Das Schwarze Loch selbst kann man nicht sehen, sondern sein Umfeld. Das, was schwarze Löcher umhüllt, nennen Wissenschaftler den Ereignishorizont. Und dieser wiederum lässt sich beobachten. Das Sichtbare zeigte den Forschern das Unsichtbare. Sichtbar konnte es für die Menschen nur durch eine gigantische Teamarbeit gemacht werden. In diesem Beispiel geschah es mithilfe eines erdumspannenden Netzwerks von Radioteleskopen. Dadurch konnte eine bisher nicht erreichte Präzision der Bildauflösung erreicht werden und so wurde in jahrelanger Arbeit etwas sichtbar gemacht, was zuvor nur indirekt bewiesen war.

Das zeigte: Je größer das Team ist, desto genauer können sich den Menschen die Dinge offenbaren und auch umso größere Zusammenhänge können sie sich erschließen und damit arbeiten.

Viele Menschen teilen eine ähnliche Sehnsucht wie die Wissenschaftler, hinter das Offensichtliche zu schauen oder das zu sehen, was sich im Unsichtbaren verbirgt. Für die Wahrnehmung sind wir mit verschiedenen Organen ausgestattet. Das am besten abgestimmte kann das Herz sein, wenn es klar und „sauber“ ist. Klar bedeutet in diesem Fall, dass es offen ist für die „Lichtstrahlen“, die zu ihm kommen. Ein Teleskop sammelt das Licht, das zu uns kommt und leitet es verstärkt unserem Auge zu. Ein gutes Herz arbeitet vergleichbar. Wenn es gut funktioniert, also wenn es frei ist, dann ist es ein sehr gut geeignetes Organ, uns mit anderen zu verbinden, Entfernung spielt hierbei sogar keine Rolle.

Dafür muss es bestimmte Voraussetzungen erfüllen und frei sein. Zum Beispiel auch frei von Gewohnheiten, von Vorstellungen und Gedanken.
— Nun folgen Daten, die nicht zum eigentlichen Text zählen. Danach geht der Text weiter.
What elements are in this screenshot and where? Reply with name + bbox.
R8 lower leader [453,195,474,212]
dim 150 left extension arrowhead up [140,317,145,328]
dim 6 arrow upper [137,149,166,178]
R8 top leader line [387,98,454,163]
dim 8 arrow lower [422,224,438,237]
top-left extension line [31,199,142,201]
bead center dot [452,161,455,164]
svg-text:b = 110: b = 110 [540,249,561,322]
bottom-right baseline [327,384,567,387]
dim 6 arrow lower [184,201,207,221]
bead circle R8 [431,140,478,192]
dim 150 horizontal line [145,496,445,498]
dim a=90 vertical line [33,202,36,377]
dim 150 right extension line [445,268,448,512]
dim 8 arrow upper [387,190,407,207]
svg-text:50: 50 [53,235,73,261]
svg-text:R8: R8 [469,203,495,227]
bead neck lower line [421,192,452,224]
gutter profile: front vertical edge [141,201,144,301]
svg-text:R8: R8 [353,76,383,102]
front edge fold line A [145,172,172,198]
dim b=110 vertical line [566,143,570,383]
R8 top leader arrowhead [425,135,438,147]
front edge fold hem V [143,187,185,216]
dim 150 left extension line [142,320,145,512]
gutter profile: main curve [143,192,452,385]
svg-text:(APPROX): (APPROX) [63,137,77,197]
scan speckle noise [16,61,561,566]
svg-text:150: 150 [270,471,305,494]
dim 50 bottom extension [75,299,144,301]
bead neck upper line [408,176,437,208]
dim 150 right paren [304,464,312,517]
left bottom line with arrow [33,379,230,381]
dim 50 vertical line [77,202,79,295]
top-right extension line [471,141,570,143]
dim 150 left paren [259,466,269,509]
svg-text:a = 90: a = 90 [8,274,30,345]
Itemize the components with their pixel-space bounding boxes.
Wie sich ein wirklich freies Herz anfühlt und was es vermag, davon können wir meist nur träumen. Aber manchmal wird es erfahrbar. Und das sind dann wirklich interessante Erfahrungen, weil sie weiter reichen als das, was wir kennen. Wenn sich die Wahrnehmung auf das Nicht-Sichtbare einstellen kann, der Mensch sich so gut konzentrieren kann, dann sieht die Welt komplett anderes aus. Es gibt diese Ereignisse und Zusammenhänge schon immer, so wie das schwarze Loch schon immer existiert. Die Frage ist einzig und allein, ob wir es schon wahrnehmen können.

Wie das Team aus Forschern weltweit zusammenarbeitete, das ist ein Beispiel. Sie bildeten zusammengekoppelt eine virtuelle Antennenschüssel von fast Erdgröße. Das beweist uns etwas und zwar mehr als nur die Allgemeine Relativitätstheorie.
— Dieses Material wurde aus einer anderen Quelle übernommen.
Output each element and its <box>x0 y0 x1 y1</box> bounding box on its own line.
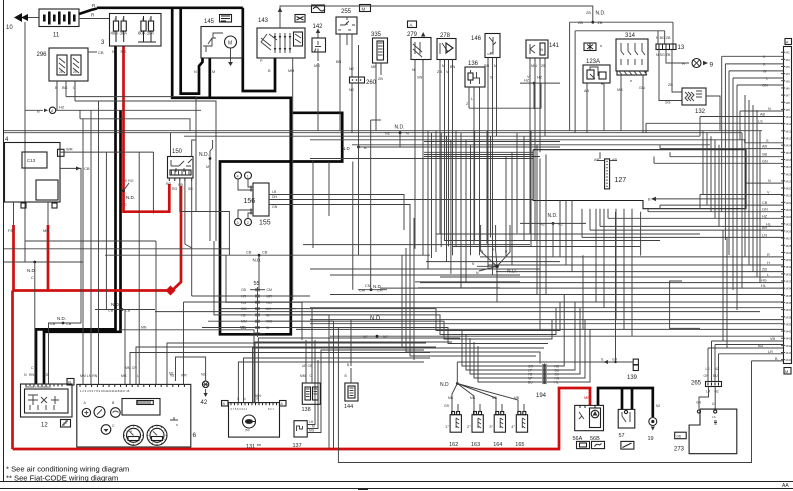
wire bus y154 <box>424 154 533 156</box>
svg-text:136: 136 <box>468 61 479 67</box>
wire thick drop to 143 pin B <box>243 8 275 91</box>
wire drop x153 <box>152 152 154 213</box>
svg-text:CB: CB <box>246 251 252 255</box>
svg-text:MG: MG <box>267 320 273 324</box>
svg-text:MG: MG <box>309 429 315 433</box>
svg-text:BG: BG <box>62 86 68 90</box>
unit4 bottom pins <box>13 221 15 224</box>
svg-text:HZ: HZ <box>524 79 530 83</box>
icon box 255 M <box>360 5 371 12</box>
svg-text:11: 11 <box>53 33 60 39</box>
wire feed V y194 <box>700 194 784 196</box>
svg-text:60A: 60A <box>138 31 146 36</box>
svg-text:R: R <box>68 380 71 385</box>
wire feed BR y230 <box>590 229 784 231</box>
svg-text:M29: M29 <box>786 251 792 255</box>
svg-text:MM: MM <box>300 374 306 378</box>
svg-text:164: 164 <box>493 442 502 448</box>
svg-text:HR: HR <box>241 295 247 299</box>
svg-text:VB: VB <box>770 337 776 341</box>
svg-text:CB: CB <box>762 201 768 205</box>
svg-text:DH: DH <box>272 195 278 199</box>
wire feed N y183 <box>746 182 784 184</box>
junction K RG on red wire <box>122 189 125 192</box>
wire 150 CB down right <box>180 181 230 255</box>
svg-text:0 7 6 5 4 3 2 1: 0 7 6 5 4 3 2 1 <box>231 407 248 411</box>
svg-text:M25: M25 <box>786 222 792 226</box>
145 ground pin <box>230 48 232 62</box>
wires left of 194 <box>462 330 536 366</box>
junction node B <box>357 146 360 149</box>
svg-text:163: 163 <box>471 442 480 448</box>
lamp 9 <box>692 59 701 68</box>
icon boxes beside 131 <box>222 401 229 407</box>
wire echelon 4 <box>265 328 548 344</box>
svg-text:M: M <box>228 41 232 47</box>
svg-text:GN: GN <box>762 208 768 212</box>
svg-text:M: M <box>442 64 445 68</box>
wire feed y353 <box>719 353 784 355</box>
svg-text:WR: WR <box>66 147 73 152</box>
svg-text:3: 3 <box>237 221 239 225</box>
svg-text:R: R <box>767 253 770 257</box>
svg-text:M: M <box>785 369 788 374</box>
svg-text:RG: RG <box>166 182 172 186</box>
143 internals crosshatch <box>261 34 277 50</box>
svg-text:MG: MG <box>314 64 320 68</box>
svg-text:N2: N2 <box>169 372 174 376</box>
wire feed SB y156 <box>670 156 784 158</box>
svg-text:N.D.: N.D. <box>57 316 66 321</box>
svg-text:SN: SN <box>417 76 423 80</box>
wire echelon 5 <box>402 255 544 348</box>
icon box A top <box>408 21 417 28</box>
svg-text:1°: 1° <box>445 424 449 429</box>
svg-text:Km: Km <box>128 429 133 433</box>
wire 132 right <box>706 96 720 131</box>
svg-text:30A: 30A <box>120 31 128 36</box>
icon box 123A <box>584 43 596 51</box>
svg-text:FB: FB <box>8 228 13 233</box>
screw terminal 42 <box>202 381 208 387</box>
wire feed y341 <box>712 340 784 342</box>
wire red relay 150 pin RG down to junction <box>171 186 182 291</box>
wire red from unit 4 left pin down to bottom bus <box>12 225 15 291</box>
145 internals: coil and motor <box>225 36 237 48</box>
icon box 57 <box>621 441 634 449</box>
svg-text:GN: GN <box>639 86 645 90</box>
svg-text:** See Fiat-CODE wiring diagra: ** See Fiat-CODE wiring diagram <box>6 474 118 483</box>
svg-text:M21: M21 <box>786 194 792 198</box>
svg-text:GN: GN <box>762 84 768 88</box>
wire bundle right more <box>702 131 704 195</box>
svg-text:06: 06 <box>677 434 682 439</box>
junction CB ND <box>105 254 430 256</box>
cluster gauge clock <box>94 407 105 418</box>
svg-text:M42: M42 <box>786 344 792 348</box>
wire thin x352 <box>352 162 354 290</box>
unit 273 <box>689 409 737 454</box>
svg-text:A: A <box>410 23 413 28</box>
wire feed y312 <box>155 311 760 313</box>
unit 142 <box>312 38 326 52</box>
svg-text:57: 57 <box>619 433 625 439</box>
svg-text:139: 139 <box>627 375 638 381</box>
svg-text:BN: BN <box>336 60 342 64</box>
svg-text:G: G <box>124 203 127 207</box>
relay 145 <box>201 27 243 59</box>
wire verticals x410 <box>410 223 536 356</box>
junction star ND <box>481 225 497 266</box>
146 pins <box>487 58 489 61</box>
svg-text:M34: M34 <box>786 287 792 291</box>
wire thick fuse N down left side <box>36 46 116 384</box>
terminal 19 <box>649 418 657 426</box>
svg-text:N.D.: N.D. <box>395 125 405 131</box>
svg-text:GR: GR <box>444 404 450 408</box>
cluster odometer box <box>122 399 160 416</box>
svg-text:CN: CN <box>365 284 371 288</box>
svg-text:N.D.: N.D. <box>253 258 262 263</box>
svg-text:M7: M7 <box>786 94 790 98</box>
wire feed L y277 <box>440 276 784 278</box>
circled pins 3 2 <box>235 219 242 226</box>
svg-text:19: 19 <box>648 436 654 442</box>
icon box in unit 4 <box>58 149 65 156</box>
svg-text:GN: GN <box>696 401 702 405</box>
svg-text:M16: M16 <box>786 158 792 162</box>
svg-text:M13: M13 <box>786 137 792 141</box>
wire unit4 CB right <box>60 168 81 323</box>
svg-text:b: b <box>150 17 152 21</box>
wire echelon 6 <box>406 248 540 364</box>
wire feed ZB y271 <box>496 271 784 273</box>
wire 296 pin B down <box>56 81 58 84</box>
injector 165 <box>516 415 527 433</box>
svg-text:M26: M26 <box>786 229 792 233</box>
wire ZB right branch down <box>672 22 674 44</box>
ground arrow 10 <box>14 13 22 22</box>
svg-text:10: 10 <box>6 25 13 31</box>
svg-text:CB: CB <box>98 50 104 55</box>
svg-text:M: M <box>494 64 497 68</box>
svg-text:131 **: 131 ** <box>246 444 262 450</box>
wire feed GN y211 <box>648 211 784 213</box>
svg-text:145: 145 <box>204 19 215 25</box>
svg-text:MM: MM <box>288 69 294 73</box>
circled pins 4 1 <box>235 172 242 179</box>
svg-text:(M): (M) <box>245 428 250 432</box>
svg-text:SG: SG <box>665 101 671 105</box>
svg-text:ZB: ZB <box>541 64 546 68</box>
wire feed y336 <box>330 335 784 337</box>
wire drop x139 <box>138 152 140 384</box>
svg-text:N2: N2 <box>656 404 660 408</box>
143 pin MM down <box>292 58 294 300</box>
coil unit 138 <box>302 383 320 404</box>
svg-text:MR: MR <box>267 295 273 299</box>
unit 57 <box>618 409 635 428</box>
svg-text:N2: N2 <box>385 132 390 136</box>
wire drop x106 <box>105 152 107 309</box>
wire battery to fuse box R <box>79 9 97 15</box>
12 top pins <box>25 384 27 387</box>
wire bus y156 <box>424 156 540 158</box>
svg-text:RG: RG <box>121 49 127 54</box>
wire C y101 <box>75 101 216 241</box>
svg-text:*: * <box>630 80 632 86</box>
svg-text:194: 194 <box>536 393 547 399</box>
svg-text:BR: BR <box>762 226 768 230</box>
svg-text:AR: AR <box>762 145 768 149</box>
wire 150 SB down <box>185 181 192 248</box>
wire thick drop x172 to main feed <box>172 8 342 335</box>
svg-text:N: N <box>194 70 197 74</box>
svg-text:GR: GR <box>612 358 618 362</box>
svg-text:*: * <box>601 83 603 89</box>
svg-text:K RG: K RG <box>125 179 134 183</box>
wires above 265 <box>707 348 709 382</box>
svg-text:143: 143 <box>258 18 269 24</box>
svg-text:N2: N2 <box>349 88 354 92</box>
svg-text:N: N <box>112 49 115 54</box>
connector strip A right <box>784 47 792 364</box>
273 pins <box>697 410 700 413</box>
svg-text:N2: N2 <box>363 335 368 339</box>
wire y30 branch <box>574 31 576 133</box>
svg-text:ZB: ZB <box>578 21 583 25</box>
control unit 4 <box>5 143 61 203</box>
svg-text:C: C <box>31 276 34 280</box>
icon box 145 <box>220 15 232 23</box>
wire mesh center horizontals <box>436 233 700 235</box>
junction N2 y336 <box>376 335 379 338</box>
svg-text:MN: MN <box>141 326 147 330</box>
wire from arrow 10 down <box>24 22 26 262</box>
svg-text:SB: SB <box>762 153 768 157</box>
svg-text:M17: M17 <box>786 165 792 169</box>
wire thin x329 <box>328 162 330 217</box>
143 top arrow <box>279 9 281 28</box>
resistor unit 132 <box>682 88 706 105</box>
instrument cluster 6 <box>77 384 191 447</box>
svg-text:138: 138 <box>302 407 311 413</box>
wire 13 to lamp 9 <box>666 50 689 64</box>
wire feed HG y282 <box>420 282 784 284</box>
svg-text:*: * <box>600 45 602 51</box>
wire feed R y257 <box>480 256 784 258</box>
wire feed B y361 <box>752 360 784 362</box>
svg-text:M11: M11 <box>786 122 792 126</box>
svg-text:c: c <box>142 17 144 21</box>
wire feed AB y116 <box>700 116 784 118</box>
wire mesh center verticals <box>539 159 541 331</box>
wire feed S y142 <box>745 142 784 144</box>
wire bundle right extra <box>744 95 746 257</box>
injector 164 <box>494 415 505 433</box>
svg-text:M14: M14 <box>786 144 792 148</box>
56 top pins <box>579 405 581 408</box>
symbol 142 arrow <box>317 31 319 38</box>
wire feed y300 <box>184 301 784 303</box>
svg-text:L: L <box>767 273 769 277</box>
svg-text:CM: CM <box>241 307 247 311</box>
injector feed diagonals <box>452 384 457 415</box>
137 right pins <box>307 340 315 425</box>
icon box B left of cluster <box>67 379 74 386</box>
svg-text:N SG ZB: N SG ZB <box>656 53 671 57</box>
svg-text:v: v <box>176 422 178 427</box>
svg-text:M43: M43 <box>786 351 792 355</box>
svg-text:L: L <box>471 97 473 101</box>
wire y244 <box>303 244 530 246</box>
wire bracket x669 <box>670 281 700 328</box>
icon box A <box>785 39 792 45</box>
wire 296 pin C down <box>74 81 76 84</box>
svg-text:123A: 123A <box>586 59 600 65</box>
wire right lower verticals <box>722 230 724 341</box>
icon boxes below 56 <box>577 441 590 448</box>
svg-text:L: L <box>766 77 768 81</box>
cluster fuel pump symbol <box>101 425 111 435</box>
switch unit 143 <box>257 28 305 58</box>
svg-text:N.D: N.D <box>342 146 351 151</box>
svg-text:M41: M41 <box>786 337 792 341</box>
svg-text:GN: GN <box>272 205 278 209</box>
svg-text:M: M <box>267 313 270 317</box>
wire feed LN y237 <box>582 236 784 238</box>
svg-text:265: 265 <box>691 381 702 387</box>
wire 255 N2 down through 260 <box>351 34 353 77</box>
wire thin x313 <box>312 160 314 248</box>
wire bus y139 <box>310 139 746 141</box>
svg-text:MM: MM <box>241 320 247 324</box>
svg-text:141: 141 <box>549 43 560 49</box>
150 pins bottom <box>168 178 170 181</box>
wire bus y141 <box>424 141 560 143</box>
svg-text:M5: M5 <box>786 79 790 83</box>
wire echelon 1 <box>265 302 590 331</box>
wire BG y96 <box>66 97 196 212</box>
279 pins <box>414 60 416 63</box>
wire red bottom bus to ignition 56 <box>13 388 591 449</box>
svg-text:M20: M20 <box>786 187 792 191</box>
border frame left <box>3 0 5 481</box>
svg-text:M24: M24 <box>786 215 792 219</box>
svg-text:N2: N2 <box>383 335 388 339</box>
svg-text:A B C: A B C <box>487 52 494 56</box>
wire red from unit 4 right pin <box>47 225 50 291</box>
relay unit 296 <box>49 48 88 81</box>
wire mesh extra horizontals <box>426 261 560 263</box>
tiny mark bottom middle <box>358 489 368 491</box>
svg-text:2: 2 <box>466 102 468 106</box>
svg-text:M15: M15 <box>786 151 792 155</box>
svg-text:6: 6 <box>193 432 197 439</box>
svg-text:12: 12 <box>41 423 48 429</box>
svg-text:ZB: ZB <box>586 11 591 15</box>
svg-text:314: 314 <box>625 33 636 39</box>
svg-text:335: 335 <box>371 32 382 38</box>
injector 163 <box>472 415 483 433</box>
wire ZB left branch down <box>569 22 571 131</box>
svg-text:M3: M3 <box>786 65 790 69</box>
svg-text:MB: MB <box>470 396 476 400</box>
svg-text:260: 260 <box>366 80 377 86</box>
wire feed y294 <box>330 294 784 296</box>
wire bus y132 <box>4 132 742 134</box>
svg-text:LB: LB <box>272 190 277 194</box>
icon box 12 <box>61 420 71 428</box>
svg-text:MN: MN <box>531 64 537 68</box>
wire feed AR y148 <box>660 148 784 150</box>
svg-text:N.D.: N.D. <box>548 213 558 219</box>
svg-text:CB: CB <box>262 251 268 255</box>
svg-text:137: 137 <box>293 443 302 449</box>
relay 255 <box>336 17 357 34</box>
svg-text:30A: 30A <box>147 31 155 36</box>
svg-text:M18: M18 <box>786 172 792 176</box>
svg-text:UD CB: UD CB <box>302 364 313 368</box>
svg-text:4°: 4° <box>511 424 515 429</box>
svg-text:155: 155 <box>259 220 271 227</box>
svg-text:MM CN: MM CN <box>125 366 137 370</box>
svg-text:HZ: HZ <box>59 105 65 110</box>
svg-text:SB: SB <box>188 187 193 191</box>
svg-text:MB: MB <box>371 65 377 69</box>
svg-text:MN: MN <box>240 326 246 330</box>
svg-text:L: L <box>137 374 139 378</box>
wire red from fuse 3 RG to relay 150 <box>124 46 170 212</box>
svg-text:A: A <box>786 40 789 45</box>
svg-text:4: 4 <box>237 175 239 179</box>
svg-text:M: M <box>362 7 366 12</box>
278 pins <box>439 59 441 62</box>
injector 162 <box>450 415 461 433</box>
wire y241 left <box>25 240 156 242</box>
svg-text:M44: M44 <box>786 358 792 362</box>
svg-text:M8: M8 <box>786 101 790 105</box>
strip pins <box>781 51 785 53</box>
svg-text:N.D.: N.D. <box>111 302 120 307</box>
svg-text:ZB: ZB <box>598 21 603 25</box>
wire AR up from 127 <box>599 152 601 159</box>
ECU outline 127 area <box>533 150 746 209</box>
wires left of 55 <box>192 295 250 297</box>
svg-text:HG: HG <box>761 279 767 283</box>
wire bus y144 <box>352 144 710 146</box>
155 pin wires <box>238 179 253 190</box>
cluster gauge fuel <box>111 408 121 418</box>
svg-text:86: 86 <box>348 28 352 32</box>
wire under bottom red bus <box>338 328 751 463</box>
icon box 143 <box>295 15 305 23</box>
svg-text:H: H <box>767 261 770 265</box>
unit 156 box <box>253 183 269 216</box>
wire feed HZ y218 <box>608 217 784 219</box>
wire HZ y110 <box>56 109 201 111</box>
wire bus y158 <box>310 158 533 160</box>
svg-text:M: M <box>206 165 209 169</box>
connector 260 <box>350 77 365 83</box>
svg-text:N2: N2 <box>349 67 354 71</box>
arrow B continuation <box>651 197 656 201</box>
svg-text:* See air conditioning wiring: * See air conditioning wiring diagram <box>6 465 129 474</box>
svg-text:M9: M9 <box>786 108 790 112</box>
svg-text:M28: M28 <box>786 244 792 248</box>
svg-text:N: N <box>768 107 771 111</box>
wire unit4 WR right <box>60 151 153 153</box>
Je größer das Netzwerk, desto größer ist die Wirkung. Das ist genau das, was Meister Li sagt. Je mehr Menschen in einem bestimmten Sinn zusammenwirken können, desto mehr, desto klarer und weiter können wir alle sehen. Je mehr wir in solch einer Art zusammenarbeiten können, desto mehr sehen wir das Wahre.

Wenn ich alles lieber alleine machen möchte, dann kann ich nicht sehr weit kommen, nicht sehr klar sehen... Vielleicht ohne es zu bemerken, kreise ich dann eigentlich in einem nicht sehr weitreichenden Radius immer um mich selbst herum - und so ist nicht viel Entwicklung möglich.

Nun aber hat die Wissenschaft es uns so schön gezeigt, dass in einem Geist konzentriert so viel Gutes geschehen kann im Hinblick auf Reichweite, Klarheit und Weiterentwicklung.